Although Abe often discusses Christianity in general, he knows that there are many different Christian theologies. In his discussion with individual theologians, as with Christianity in general, Abe works hard, and with remarkable success, to deal with their intentions fairly and perceptively. In this book he engages at least ten of them, beginning with Paul Tillich. With Tillich the central question is that of Being. Abe recognizes that Tillich's Being has much in common with the Absolute Nothingness of his own form of Buddhism. Both include both Being and non-Being. But Abe argues that it is significant, but not finally justified, that Tillich includes non-Being within Being. It is better, he insists, to recognize that what included both is not either but instead the negation of both.
The book concludes with Abe's engagement with Paul Knitter. Knitter suggests that a deep difference between Buddhism and the liberation theology to which he is personally committed is that Buddhism gives priority to contemplation, wisdom, and enlightenment over action in society, whereas this is reversed in Christianity. Abe replies that such priority must not be understood in temporal terms. Action in society can be the occasion for enlightenment, but it cannot be the source; whereas in Knitter's formulation it appears to be the source of knowledge of God. Clearly, if strengthening Buddhist social ethics entailed identifying the insights gained in working in solidarity with the oppressed with the wisdom Buddhists seek, Abe would eschew such strengthening.
At this stage of intellectual history, many doubt that real communication is possible between persons who stand in different religio-cultural traditions. The regnant orthodoxy suggests that each is bound to a linguistic system whose meanings cannot reach beyond the respective systems.

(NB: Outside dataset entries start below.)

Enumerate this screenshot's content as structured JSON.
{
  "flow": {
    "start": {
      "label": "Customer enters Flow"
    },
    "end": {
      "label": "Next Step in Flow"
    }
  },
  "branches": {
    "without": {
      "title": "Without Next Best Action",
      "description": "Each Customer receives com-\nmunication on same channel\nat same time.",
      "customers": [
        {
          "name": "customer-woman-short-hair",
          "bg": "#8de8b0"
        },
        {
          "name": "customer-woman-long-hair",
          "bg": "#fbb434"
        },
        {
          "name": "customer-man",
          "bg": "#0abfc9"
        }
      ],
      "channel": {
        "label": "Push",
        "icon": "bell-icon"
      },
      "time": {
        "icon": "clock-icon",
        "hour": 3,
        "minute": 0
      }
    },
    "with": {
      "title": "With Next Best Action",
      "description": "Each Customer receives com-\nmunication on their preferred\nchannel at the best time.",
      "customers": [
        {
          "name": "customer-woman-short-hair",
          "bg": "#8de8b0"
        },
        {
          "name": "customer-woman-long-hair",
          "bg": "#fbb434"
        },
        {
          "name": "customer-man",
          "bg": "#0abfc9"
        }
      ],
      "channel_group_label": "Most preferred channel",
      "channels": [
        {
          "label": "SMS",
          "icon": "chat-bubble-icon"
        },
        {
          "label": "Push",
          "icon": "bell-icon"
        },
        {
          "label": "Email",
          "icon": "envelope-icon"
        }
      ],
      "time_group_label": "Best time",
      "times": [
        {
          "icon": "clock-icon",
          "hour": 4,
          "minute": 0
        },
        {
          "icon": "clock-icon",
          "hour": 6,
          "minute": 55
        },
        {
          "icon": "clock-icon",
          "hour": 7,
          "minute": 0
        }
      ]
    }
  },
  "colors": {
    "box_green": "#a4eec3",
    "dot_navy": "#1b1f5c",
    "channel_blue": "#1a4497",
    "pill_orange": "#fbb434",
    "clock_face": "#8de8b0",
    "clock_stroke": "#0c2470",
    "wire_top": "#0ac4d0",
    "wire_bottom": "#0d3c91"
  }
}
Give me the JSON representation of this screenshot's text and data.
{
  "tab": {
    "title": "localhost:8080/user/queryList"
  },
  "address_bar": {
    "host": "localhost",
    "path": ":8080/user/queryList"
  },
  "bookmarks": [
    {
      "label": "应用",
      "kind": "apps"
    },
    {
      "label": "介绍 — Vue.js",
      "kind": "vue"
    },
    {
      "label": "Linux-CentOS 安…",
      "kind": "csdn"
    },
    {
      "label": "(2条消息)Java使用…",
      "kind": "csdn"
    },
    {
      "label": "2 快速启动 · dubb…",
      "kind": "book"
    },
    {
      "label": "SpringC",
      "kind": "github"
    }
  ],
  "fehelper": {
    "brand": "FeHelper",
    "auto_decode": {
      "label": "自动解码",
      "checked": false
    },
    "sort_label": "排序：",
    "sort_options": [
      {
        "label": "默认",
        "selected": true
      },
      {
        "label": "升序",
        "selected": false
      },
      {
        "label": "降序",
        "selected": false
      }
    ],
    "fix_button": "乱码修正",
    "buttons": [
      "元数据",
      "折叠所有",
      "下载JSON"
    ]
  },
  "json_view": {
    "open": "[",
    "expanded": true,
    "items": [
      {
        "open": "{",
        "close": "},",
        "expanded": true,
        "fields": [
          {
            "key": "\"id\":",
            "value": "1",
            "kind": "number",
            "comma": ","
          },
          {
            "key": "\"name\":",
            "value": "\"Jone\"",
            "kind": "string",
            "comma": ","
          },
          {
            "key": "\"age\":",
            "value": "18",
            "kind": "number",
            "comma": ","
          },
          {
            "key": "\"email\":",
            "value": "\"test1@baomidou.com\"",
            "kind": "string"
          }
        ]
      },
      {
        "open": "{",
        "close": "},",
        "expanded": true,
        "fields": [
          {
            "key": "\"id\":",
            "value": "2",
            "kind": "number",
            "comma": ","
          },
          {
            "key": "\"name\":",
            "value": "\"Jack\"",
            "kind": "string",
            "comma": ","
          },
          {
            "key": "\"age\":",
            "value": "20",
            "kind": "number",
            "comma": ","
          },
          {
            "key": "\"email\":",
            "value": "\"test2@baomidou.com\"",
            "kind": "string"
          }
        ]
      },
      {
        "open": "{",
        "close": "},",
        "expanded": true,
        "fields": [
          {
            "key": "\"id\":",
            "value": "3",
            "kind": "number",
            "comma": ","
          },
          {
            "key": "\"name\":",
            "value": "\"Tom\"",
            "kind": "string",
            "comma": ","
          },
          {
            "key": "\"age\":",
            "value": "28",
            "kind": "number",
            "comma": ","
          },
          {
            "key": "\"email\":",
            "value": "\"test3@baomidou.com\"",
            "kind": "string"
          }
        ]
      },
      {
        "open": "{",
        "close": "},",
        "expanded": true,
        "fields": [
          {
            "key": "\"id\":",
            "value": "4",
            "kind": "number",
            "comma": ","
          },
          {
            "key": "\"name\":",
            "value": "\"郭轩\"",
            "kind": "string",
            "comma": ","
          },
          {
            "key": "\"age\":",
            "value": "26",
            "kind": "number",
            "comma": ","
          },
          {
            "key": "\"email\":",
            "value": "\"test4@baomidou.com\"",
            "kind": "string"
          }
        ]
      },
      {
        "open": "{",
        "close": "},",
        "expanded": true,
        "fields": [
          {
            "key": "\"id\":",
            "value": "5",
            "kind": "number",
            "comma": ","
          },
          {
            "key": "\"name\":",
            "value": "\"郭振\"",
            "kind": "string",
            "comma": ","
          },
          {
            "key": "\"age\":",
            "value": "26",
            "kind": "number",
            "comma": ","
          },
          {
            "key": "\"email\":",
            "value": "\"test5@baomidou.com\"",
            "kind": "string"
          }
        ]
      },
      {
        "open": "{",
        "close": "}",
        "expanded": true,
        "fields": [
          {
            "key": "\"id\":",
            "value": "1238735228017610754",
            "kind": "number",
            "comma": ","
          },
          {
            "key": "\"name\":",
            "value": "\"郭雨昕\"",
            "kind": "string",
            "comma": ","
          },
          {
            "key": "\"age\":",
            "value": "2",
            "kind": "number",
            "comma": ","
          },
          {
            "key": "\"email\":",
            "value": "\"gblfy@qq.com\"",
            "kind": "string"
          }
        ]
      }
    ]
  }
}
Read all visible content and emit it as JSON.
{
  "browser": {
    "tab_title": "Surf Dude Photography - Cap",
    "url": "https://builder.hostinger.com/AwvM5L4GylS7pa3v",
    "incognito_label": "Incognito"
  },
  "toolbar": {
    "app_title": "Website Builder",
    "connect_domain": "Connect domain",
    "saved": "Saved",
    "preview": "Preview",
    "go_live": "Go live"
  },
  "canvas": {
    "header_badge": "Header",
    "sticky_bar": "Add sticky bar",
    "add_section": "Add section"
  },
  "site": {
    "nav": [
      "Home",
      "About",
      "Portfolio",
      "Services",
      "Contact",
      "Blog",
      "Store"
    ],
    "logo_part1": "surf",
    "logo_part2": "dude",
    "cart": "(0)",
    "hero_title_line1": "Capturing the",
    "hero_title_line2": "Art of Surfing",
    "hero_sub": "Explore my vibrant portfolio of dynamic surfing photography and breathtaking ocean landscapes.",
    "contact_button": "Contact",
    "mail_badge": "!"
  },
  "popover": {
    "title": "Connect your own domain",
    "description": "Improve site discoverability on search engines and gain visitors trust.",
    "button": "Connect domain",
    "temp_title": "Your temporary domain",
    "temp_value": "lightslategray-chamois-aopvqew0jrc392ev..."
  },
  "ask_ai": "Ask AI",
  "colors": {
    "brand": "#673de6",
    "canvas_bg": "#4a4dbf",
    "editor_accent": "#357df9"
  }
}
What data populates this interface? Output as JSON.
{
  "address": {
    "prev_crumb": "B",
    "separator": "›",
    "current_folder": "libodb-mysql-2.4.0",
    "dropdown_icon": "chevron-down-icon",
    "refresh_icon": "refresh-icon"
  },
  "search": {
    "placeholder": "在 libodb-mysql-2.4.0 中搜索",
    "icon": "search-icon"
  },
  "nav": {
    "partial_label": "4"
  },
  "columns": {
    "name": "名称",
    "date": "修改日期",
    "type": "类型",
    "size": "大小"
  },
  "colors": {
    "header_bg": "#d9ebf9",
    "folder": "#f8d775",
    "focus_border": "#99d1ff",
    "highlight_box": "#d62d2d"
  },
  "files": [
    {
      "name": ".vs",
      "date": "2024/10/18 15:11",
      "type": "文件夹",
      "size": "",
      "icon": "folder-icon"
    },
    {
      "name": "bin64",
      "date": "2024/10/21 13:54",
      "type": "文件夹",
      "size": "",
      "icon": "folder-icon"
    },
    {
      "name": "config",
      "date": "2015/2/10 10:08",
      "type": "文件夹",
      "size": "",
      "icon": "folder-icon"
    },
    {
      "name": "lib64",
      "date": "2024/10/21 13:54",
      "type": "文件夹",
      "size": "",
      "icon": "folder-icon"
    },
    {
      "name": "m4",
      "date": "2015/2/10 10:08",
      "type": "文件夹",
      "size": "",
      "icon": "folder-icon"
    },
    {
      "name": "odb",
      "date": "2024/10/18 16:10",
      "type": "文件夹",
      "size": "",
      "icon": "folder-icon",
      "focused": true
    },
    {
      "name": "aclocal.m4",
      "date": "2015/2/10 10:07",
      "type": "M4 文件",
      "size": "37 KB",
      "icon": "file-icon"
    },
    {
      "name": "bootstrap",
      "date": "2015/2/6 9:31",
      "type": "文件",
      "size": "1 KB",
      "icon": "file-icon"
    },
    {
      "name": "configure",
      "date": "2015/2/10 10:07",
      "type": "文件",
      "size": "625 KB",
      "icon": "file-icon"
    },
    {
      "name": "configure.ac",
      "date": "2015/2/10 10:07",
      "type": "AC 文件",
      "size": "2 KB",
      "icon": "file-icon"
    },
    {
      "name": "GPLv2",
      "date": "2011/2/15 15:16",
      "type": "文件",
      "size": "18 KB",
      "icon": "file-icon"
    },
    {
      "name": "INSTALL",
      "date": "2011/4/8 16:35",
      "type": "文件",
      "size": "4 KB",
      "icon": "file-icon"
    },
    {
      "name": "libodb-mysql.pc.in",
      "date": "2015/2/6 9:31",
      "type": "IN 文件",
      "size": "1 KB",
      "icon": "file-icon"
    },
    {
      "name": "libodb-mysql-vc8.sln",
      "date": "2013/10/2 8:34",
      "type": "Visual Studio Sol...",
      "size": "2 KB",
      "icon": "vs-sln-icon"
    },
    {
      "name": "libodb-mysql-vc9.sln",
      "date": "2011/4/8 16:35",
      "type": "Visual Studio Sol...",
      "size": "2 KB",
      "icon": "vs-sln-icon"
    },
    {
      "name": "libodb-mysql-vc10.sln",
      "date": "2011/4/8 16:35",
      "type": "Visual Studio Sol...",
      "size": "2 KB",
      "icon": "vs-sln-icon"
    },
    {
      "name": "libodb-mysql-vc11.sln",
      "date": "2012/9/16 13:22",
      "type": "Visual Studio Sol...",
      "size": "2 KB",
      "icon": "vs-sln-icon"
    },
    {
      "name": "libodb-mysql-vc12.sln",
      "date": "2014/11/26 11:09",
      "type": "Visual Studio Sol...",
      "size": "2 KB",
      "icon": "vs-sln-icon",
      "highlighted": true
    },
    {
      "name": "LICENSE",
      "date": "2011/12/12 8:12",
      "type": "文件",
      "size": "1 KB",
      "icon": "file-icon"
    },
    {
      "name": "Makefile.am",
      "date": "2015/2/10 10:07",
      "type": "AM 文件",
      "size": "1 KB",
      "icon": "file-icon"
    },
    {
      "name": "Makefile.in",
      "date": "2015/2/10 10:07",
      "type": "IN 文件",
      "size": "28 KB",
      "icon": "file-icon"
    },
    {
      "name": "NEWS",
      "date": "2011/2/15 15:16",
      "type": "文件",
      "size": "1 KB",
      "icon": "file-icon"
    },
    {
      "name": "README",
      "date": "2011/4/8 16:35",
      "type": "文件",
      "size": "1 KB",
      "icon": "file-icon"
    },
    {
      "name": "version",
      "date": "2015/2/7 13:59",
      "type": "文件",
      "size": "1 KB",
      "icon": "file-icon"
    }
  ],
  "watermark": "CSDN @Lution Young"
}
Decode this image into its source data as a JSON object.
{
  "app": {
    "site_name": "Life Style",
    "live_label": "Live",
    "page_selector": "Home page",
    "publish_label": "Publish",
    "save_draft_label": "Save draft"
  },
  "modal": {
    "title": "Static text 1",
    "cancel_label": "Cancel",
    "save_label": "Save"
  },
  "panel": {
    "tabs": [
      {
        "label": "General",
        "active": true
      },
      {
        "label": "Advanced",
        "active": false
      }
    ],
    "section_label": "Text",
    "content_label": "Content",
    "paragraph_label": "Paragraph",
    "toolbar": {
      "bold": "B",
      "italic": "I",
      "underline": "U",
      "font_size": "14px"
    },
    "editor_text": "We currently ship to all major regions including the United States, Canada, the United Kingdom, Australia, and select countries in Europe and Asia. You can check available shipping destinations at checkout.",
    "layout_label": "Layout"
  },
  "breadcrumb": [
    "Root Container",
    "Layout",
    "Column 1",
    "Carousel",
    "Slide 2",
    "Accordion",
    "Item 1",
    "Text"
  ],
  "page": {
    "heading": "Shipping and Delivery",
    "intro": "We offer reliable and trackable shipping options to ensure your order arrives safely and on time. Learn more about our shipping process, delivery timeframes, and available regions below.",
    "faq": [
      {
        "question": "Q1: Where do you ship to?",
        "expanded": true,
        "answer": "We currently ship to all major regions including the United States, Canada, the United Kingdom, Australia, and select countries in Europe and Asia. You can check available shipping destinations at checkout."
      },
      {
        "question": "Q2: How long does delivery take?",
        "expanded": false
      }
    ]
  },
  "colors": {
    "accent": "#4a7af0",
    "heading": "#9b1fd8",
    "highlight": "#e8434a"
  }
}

The whole enterprise of interfaith dialogue is so suspect that it is largely excluded from the academy. Abe did not write these essays to refute this position, but all the more they constitute such a refutation. He moves back and forth between the two systems, effectively relating them to one another. What so many declare impossible is clearly happening here. That does not mean that it is easy or that Abe's achievement is flawless. He does not rise above finitude. But hežas well as many Christians with whom he has been in dialoguežknows that real communication does occur, that Buddhists grasp Christian meanings, and that Christians grasp Buddhist ones. They know also that this can be, and sometimes has been, deeply transforming.